This light brothy tasty lemony lentil soup is full of zing and flavor from lemon juice and spices and is the polar opposite of boring normal lentil soup!
I had a similar version in an Indian restaurant in Valencia years ago and I could NOT stop thinking about it!
Enter my efforts to reproduce that soup, resulting in this light lemon lentil soup with Indian flavours, both vegan and gluten-free.
A light zingy lemony broth with plenty of ginger and cilantro, both ground and fresh, and split yellow lentils cooked until soft and whisked, result in a more delicate version than the usual stodgy lentil soup.
You can cook it on the stovetop, in a pressure cooker or in the instant pot, and no matter which way you choose to make it, it’ll be ready in 20 minutes or less. It’s nearly as easy as my easy creamy vegan tomato soup!
Is it good for you?
This soup just brings so many benefits to the table I can’t even name them at all, but to name a few:
- It’s full of vitamins and minerals, particularly iron, and lentils are a great source of protein.
- All that vitamin C in the lemon juice increases the iron uptake
- It has turmeric, known for its anti-inflammatory properties.
- It’s low calorie.
- It’s quick.
- It’s a one-pot meal, so less washing up!
- As I said before, it’s vegan and gluten-free.
- Super easy to prepare, just chop an onion, crush some garlic grate some ginger, throw everything into the pot, and done!
- It’s really tasty and comforting.
- Perfect for batch cooking.
- Freezes perfectly for make-ahead light dinners or lunches to bring to work.
- It’s super cheap to make. For the price of a lemon, an onion, some dried lentils and fresh coriander, you can easily make 3 meals with a few spices you probably already have on hand.
Is the same as dal tadka?
It’s not dal. Dal tadka, dal makhani, and many other different types of dal amazing thick Indian lentil curries.
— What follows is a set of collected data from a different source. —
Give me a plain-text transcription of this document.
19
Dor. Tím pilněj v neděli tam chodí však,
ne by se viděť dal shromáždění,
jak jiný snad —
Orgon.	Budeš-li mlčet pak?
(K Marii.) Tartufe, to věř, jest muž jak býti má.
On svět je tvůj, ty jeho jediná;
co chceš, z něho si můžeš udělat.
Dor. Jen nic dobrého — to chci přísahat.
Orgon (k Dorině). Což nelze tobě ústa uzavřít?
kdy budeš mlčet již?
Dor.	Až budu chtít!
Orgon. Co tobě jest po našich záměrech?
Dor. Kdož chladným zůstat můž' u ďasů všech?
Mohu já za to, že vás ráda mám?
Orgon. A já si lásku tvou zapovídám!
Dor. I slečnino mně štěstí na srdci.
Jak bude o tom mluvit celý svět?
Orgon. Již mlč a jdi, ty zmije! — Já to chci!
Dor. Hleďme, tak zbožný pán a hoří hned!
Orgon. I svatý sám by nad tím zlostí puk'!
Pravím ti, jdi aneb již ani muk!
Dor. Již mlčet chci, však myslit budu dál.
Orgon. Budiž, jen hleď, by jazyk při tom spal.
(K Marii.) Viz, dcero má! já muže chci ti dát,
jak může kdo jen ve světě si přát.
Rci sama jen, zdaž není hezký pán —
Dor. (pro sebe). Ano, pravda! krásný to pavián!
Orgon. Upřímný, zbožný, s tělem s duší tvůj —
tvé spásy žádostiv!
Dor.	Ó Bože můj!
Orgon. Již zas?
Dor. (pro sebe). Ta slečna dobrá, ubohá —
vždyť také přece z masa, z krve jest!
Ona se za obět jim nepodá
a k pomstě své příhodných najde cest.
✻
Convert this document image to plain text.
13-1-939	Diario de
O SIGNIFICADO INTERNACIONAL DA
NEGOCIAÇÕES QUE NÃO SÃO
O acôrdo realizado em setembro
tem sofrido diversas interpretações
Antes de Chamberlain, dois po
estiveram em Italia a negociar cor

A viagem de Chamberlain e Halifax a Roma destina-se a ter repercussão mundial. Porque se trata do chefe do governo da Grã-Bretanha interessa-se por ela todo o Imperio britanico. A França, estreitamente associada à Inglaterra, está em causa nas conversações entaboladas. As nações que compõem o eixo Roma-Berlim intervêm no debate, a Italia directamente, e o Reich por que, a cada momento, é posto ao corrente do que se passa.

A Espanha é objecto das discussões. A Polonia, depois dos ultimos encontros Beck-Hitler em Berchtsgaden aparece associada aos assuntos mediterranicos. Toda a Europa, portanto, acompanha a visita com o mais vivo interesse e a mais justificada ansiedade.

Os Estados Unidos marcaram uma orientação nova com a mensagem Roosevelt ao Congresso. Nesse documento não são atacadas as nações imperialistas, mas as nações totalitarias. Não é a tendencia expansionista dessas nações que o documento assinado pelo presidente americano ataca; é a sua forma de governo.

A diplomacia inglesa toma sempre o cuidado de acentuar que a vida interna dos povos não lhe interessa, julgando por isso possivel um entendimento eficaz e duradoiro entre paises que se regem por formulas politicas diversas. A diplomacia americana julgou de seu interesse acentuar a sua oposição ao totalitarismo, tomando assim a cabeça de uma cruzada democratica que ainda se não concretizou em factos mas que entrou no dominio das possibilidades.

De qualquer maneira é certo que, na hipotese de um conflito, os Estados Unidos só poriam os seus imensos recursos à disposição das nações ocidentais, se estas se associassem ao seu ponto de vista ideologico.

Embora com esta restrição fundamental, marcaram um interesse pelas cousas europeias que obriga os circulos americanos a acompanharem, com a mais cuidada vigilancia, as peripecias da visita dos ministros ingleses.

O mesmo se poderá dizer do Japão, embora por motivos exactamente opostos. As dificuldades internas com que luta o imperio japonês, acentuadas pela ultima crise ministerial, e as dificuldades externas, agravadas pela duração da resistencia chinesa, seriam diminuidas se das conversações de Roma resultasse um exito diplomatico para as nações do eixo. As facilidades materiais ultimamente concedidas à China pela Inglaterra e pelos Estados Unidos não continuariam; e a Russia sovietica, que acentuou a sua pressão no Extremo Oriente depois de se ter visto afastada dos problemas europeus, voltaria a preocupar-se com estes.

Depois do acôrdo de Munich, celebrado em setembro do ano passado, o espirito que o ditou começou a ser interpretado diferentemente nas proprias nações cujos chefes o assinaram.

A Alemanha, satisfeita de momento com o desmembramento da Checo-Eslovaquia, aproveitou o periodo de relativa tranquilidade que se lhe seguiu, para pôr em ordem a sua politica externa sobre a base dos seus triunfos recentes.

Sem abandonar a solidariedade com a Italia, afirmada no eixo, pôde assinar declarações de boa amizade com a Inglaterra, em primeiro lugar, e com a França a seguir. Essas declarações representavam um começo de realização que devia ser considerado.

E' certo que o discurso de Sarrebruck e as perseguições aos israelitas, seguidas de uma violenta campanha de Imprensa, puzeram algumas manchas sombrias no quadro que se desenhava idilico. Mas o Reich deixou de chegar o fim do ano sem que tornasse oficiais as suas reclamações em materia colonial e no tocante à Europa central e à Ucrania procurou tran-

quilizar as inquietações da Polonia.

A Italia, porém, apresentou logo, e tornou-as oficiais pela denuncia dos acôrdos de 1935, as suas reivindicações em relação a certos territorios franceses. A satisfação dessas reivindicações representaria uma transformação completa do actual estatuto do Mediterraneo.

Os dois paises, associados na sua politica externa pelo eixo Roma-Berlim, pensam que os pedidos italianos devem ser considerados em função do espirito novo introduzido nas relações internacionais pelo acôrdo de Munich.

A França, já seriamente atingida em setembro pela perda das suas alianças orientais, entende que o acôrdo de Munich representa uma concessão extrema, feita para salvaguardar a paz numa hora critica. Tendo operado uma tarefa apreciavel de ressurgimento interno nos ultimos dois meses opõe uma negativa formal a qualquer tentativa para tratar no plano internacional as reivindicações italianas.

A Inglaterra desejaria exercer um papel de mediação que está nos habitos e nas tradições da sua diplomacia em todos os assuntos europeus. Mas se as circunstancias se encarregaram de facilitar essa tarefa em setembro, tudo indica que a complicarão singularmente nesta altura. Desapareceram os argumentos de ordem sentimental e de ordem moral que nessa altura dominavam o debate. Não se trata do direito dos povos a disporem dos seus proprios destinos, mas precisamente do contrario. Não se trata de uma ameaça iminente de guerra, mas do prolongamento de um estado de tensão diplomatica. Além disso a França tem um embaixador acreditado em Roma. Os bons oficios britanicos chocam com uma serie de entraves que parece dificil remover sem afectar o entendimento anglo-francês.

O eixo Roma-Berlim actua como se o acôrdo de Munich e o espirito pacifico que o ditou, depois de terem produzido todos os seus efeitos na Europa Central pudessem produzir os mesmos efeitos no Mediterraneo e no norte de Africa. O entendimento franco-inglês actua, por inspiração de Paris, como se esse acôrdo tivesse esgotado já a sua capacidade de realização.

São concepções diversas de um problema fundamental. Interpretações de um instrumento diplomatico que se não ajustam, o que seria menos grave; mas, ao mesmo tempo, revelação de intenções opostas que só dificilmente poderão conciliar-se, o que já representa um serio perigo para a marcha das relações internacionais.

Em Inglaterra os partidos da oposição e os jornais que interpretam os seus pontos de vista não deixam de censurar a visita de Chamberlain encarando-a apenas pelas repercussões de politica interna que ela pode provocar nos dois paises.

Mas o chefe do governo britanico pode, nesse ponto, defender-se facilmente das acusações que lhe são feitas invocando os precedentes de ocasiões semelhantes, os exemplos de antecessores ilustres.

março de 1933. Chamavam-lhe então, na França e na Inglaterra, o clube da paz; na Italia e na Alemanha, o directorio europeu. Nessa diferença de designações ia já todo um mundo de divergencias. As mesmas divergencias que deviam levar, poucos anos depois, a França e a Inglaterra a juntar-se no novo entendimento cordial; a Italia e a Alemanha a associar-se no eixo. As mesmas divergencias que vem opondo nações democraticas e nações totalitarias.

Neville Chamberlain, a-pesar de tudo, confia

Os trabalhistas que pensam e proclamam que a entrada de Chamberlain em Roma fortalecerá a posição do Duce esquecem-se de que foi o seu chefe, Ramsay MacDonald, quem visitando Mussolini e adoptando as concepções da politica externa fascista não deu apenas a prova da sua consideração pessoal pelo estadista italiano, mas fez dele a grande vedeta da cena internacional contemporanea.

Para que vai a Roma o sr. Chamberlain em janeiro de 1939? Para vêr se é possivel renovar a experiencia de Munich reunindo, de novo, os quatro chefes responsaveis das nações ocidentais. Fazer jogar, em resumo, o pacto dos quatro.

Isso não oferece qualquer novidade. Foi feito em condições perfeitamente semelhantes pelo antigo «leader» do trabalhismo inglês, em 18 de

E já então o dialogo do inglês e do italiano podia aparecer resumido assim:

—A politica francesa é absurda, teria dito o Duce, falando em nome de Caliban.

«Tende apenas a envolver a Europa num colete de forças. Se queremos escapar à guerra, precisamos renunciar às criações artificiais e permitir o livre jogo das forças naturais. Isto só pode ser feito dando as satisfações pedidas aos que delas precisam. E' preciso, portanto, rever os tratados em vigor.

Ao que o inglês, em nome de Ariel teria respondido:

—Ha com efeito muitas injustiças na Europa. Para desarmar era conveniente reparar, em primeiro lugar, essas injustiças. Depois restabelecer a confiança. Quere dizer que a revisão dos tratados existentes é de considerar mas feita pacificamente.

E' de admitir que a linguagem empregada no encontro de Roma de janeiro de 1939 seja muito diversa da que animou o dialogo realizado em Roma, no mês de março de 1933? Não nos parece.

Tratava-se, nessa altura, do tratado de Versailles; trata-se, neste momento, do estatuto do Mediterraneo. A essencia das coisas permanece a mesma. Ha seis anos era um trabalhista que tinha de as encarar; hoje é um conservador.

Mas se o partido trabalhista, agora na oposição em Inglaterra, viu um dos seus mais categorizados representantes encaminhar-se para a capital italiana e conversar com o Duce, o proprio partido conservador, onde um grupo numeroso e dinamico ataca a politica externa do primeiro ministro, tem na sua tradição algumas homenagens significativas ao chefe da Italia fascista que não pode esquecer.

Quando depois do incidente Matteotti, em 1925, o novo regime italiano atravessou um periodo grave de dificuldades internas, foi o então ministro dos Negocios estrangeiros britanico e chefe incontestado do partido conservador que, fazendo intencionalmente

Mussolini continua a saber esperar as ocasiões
This lemon lentil soup is much quicker and easier to make than dal. But it does have a similar flavour, as some of the spices used in dal are used here.
Not crazy about lemon?
This lentil lemon soup is very easy to adapt to your personal preferences. I used a ton of lemon in it (after all, it is LEMON lentil soup) but you can adjust the amount upwards or downwards.
I sincerely doubt upwards, I have the highest lemon tolerance/addiction level EVER.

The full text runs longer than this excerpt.